When Sam was 30, he started planning to buy a house. He decided to buy in about four years time when he had a decent deposit. He already had $20,000 in a savings account, and with four more years of saving and interest he could easily increase that to around $40,000 a decent deposit for the kind of house he wanted.
His friend Harry got wind of his plan and told him about this good deal he had invested in, that locked up your money for four years but gave a return of 15% a year.
The deal involved Sam lending his $20,000 to a company which was developing luxury apartments on the Auckland waterfront. Sam would be one of a large syndicate of investors. They would get the money back when 80% of the apartments were sold and they'd have 3rd mortgage security after a bank and the developer's own investment company. Harry knew a bit about property and said the project was a winner. People would be scrambling to buy the apartments and the interest rate was unbeatable.
Now it's four years later and the developer has sold only 60% of the apartments. The bank loan has been repaid but there is no money to repay Sam and the rest of the syndicate. They are forced to accept an arrangement to defer repayment for at least two years and maybe longer. Interest payments are stopped.
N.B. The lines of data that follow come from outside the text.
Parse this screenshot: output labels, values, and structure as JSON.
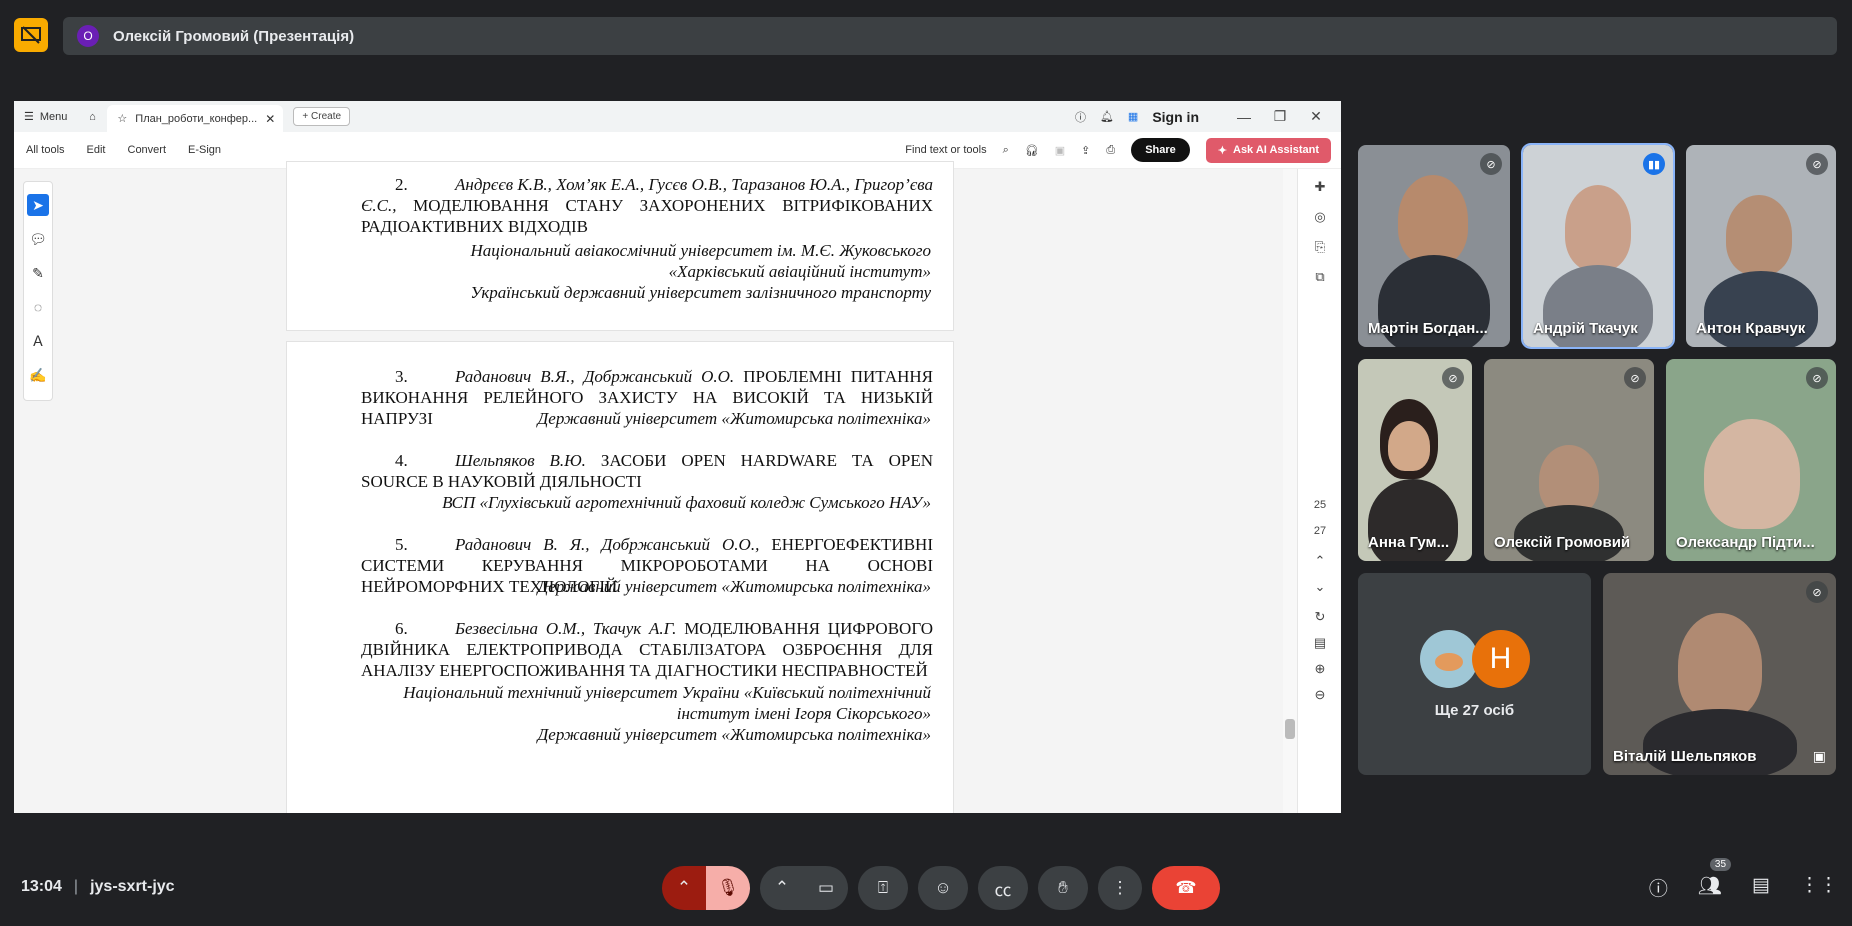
{
  "presenter": {
    "avatar_letter": "О",
    "name": "Олексій Громовий (Презентація)"
  },
  "window": {
    "menu_label": "Menu",
    "tab_title": "План_роботи_конфер...",
    "create_label": "Create",
    "sign_in": "Sign in",
    "menu_items": [
      "All tools",
      "Edit",
      "Convert",
      "E-Sign"
    ],
    "find_label": "Find text or tools",
    "share_label": "Share",
    "ai_label": "Ask AI Assistant",
    "page_numbers": [
      "25",
      "27"
    ]
  },
  "document": {
    "entry2_num": "2.",
    "entry2_authors": "Андрєєв К.В., Хом’як Е.А., Гусєв О.В., Таразанов Ю.А., Григор’єва Є.С.,",
    "entry2_title": "МОДЕЛЮВАННЯ СТАНУ ЗАХОРОНЕНИХ ВІТРИФІКОВАНИХ РАДІОАКТИВНИХ ВІДХОДІВ",
    "entry2_aff1": "Національний авіакосмічний університет ім. М.Є. Жуковського «Харківський авіаційний інститут»",
    "entry2_aff2": "Український державний університет залізничного транспорту",
    "entry3_num": "3.",
    "entry3_authors": "Раданович В.Я., Добржанський О.О.",
    "entry3_title": "ПРОБЛЕМНІ ПИТАННЯ ВИКОНАННЯ РЕЛЕЙНОГО ЗАХИСТУ НА ВИСОКІЙ ТА НИЗЬКІЙ НАПРУЗІ",
    "entry3_aff": "Державний університет «Житомирська політехніка»",
    "entry4_num": "4.",
    "entry4_authors": "Шельпяков В.Ю.",
    "entry4_title": "ЗАСОБИ OPEN HARDWARE ТА OPEN SOURCE В НАУКОВІЙ ДІЯЛЬНОСТІ",
    "entry4_aff": "ВСП «Глухівський агротехнічний фаховий коледж Сумського НАУ»",
    "entry5_num": "5.",
    "entry5_authors": "Раданович В. Я., Добржанський О.О.,",
    "entry5_title": "ЕНЕРГОЕФЕКТИВНІ СИСТЕМИ КЕРУВАННЯ МІКРОРОБОТАМИ НА ОСНОВІ НЕЙРОМОРФНИХ ТЕХНОЛОГІЙ",
    "entry5_aff": "Державний університет «Житомирська політехніка»",
    "entry6_num": "6.",
    "entry6_authors": "Безвесільна О.М., Ткачук А.Г.",
    "entry6_title": "МОДЕЛЮВАННЯ ЦИФРОВОГО ДВІЙНИКА ЕЛЕКТРОПРИВОДА СТАБІЛІЗАТОРА ОЗБРОЄННЯ ДЛЯ АНАЛІЗУ ЕНЕРГОСПОЖИВАННЯ ТА ДІАГНОСТИКИ НЕСПРАВНОСТЕЙ",
    "entry6_aff1": "Національний технічний університет України «Київський політехнічний інститут імені Ігоря Сікорського»",
    "entry6_aff2": "Державний університет «Житомирська політехніка»"
  },
  "participants": [
    "Мартін Богдан...",
    "Андрій Ткачук",
    "Антон Кравчук",
    "Анна Гум...",
    "Олексій Громовий",
    "Олександр Підти...",
    "Віталій Шельпяков"
  ],
  "more": {
    "avatar_letter": "Н",
    "label": "Ще 27 осіб"
  },
  "bottom": {
    "time": "13:04",
    "meeting_code": "jys-sxrt-jyc",
    "people_count": "35"
  }
}
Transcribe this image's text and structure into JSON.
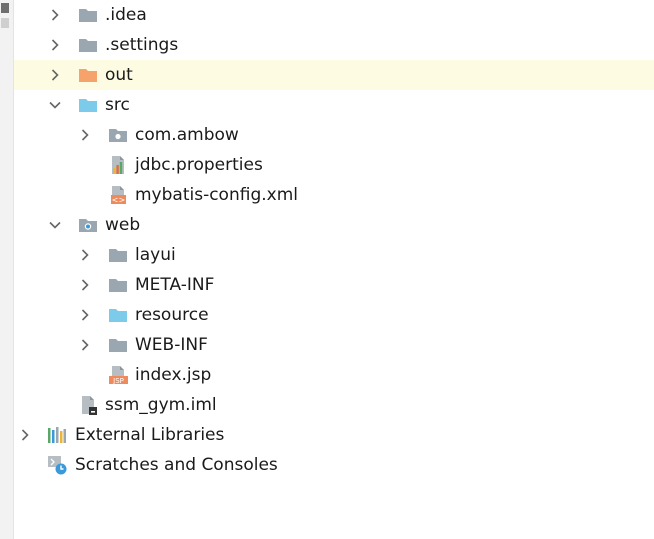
{
  "tree": [
    {
      "label": ".idea",
      "icon": "folder-icon",
      "depth": 2,
      "expandable": true,
      "expanded": false
    },
    {
      "label": ".settings",
      "icon": "folder-icon",
      "depth": 2,
      "expandable": true,
      "expanded": false
    },
    {
      "label": "out",
      "icon": "excluded-folder-icon",
      "depth": 2,
      "expandable": true,
      "expanded": false,
      "highlighted": true
    },
    {
      "label": "src",
      "icon": "source-folder-icon",
      "depth": 2,
      "expandable": true,
      "expanded": true
    },
    {
      "label": "com.ambow",
      "icon": "package-icon",
      "depth": 3,
      "expandable": true,
      "expanded": false
    },
    {
      "label": "jdbc.properties",
      "icon": "properties-file-icon",
      "depth": 3,
      "expandable": false
    },
    {
      "label": "mybatis-config.xml",
      "icon": "xml-file-icon",
      "depth": 3,
      "expandable": false
    },
    {
      "label": "web",
      "icon": "web-folder-icon",
      "depth": 2,
      "expandable": true,
      "expanded": true
    },
    {
      "label": "layui",
      "icon": "folder-icon",
      "depth": 3,
      "expandable": true,
      "expanded": false
    },
    {
      "label": "META-INF",
      "icon": "folder-icon",
      "depth": 3,
      "expandable": true,
      "expanded": false
    },
    {
      "label": "resource",
      "icon": "resource-folder-icon",
      "depth": 3,
      "expandable": true,
      "expanded": false
    },
    {
      "label": "WEB-INF",
      "icon": "folder-icon",
      "depth": 3,
      "expandable": true,
      "expanded": false
    },
    {
      "label": "index.jsp",
      "icon": "jsp-file-icon",
      "depth": 3,
      "expandable": false
    },
    {
      "label": "ssm_gym.iml",
      "icon": "iml-file-icon",
      "depth": 2,
      "expandable": false
    },
    {
      "label": "External Libraries",
      "icon": "libraries-icon",
      "depth": 1,
      "expandable": true,
      "expanded": false
    },
    {
      "label": "Scratches and Consoles",
      "icon": "scratches-icon",
      "depth": 1,
      "expandable": false
    }
  ],
  "icon_text": {
    "xml": "<>",
    "jsp": "JSP"
  },
  "colors": {
    "highlight": "#fdfce3",
    "folder": "#9aa7b0",
    "excluded_folder": "#f6a26b",
    "source_folder": "#7ccbea",
    "file_orange": "#ed8b5c",
    "chevron": "#666666"
  }
}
Sam's plans to buy his own home are in tatters. He is told by a lawyer acting for the syndicate that he will be lucky to get back more than $10,000 of his $20,000. He is however pleased that the savings of $8,000 that he has made over the four years have grown to nearly $8,700 and are safe and sound in a bank deposit currently earning 6% interest.
Sam has learnt the hard way the truth of the old saying the higher the return, the higher the risk. He has also learnt that it's safer to talk to Harry about rugby, not money.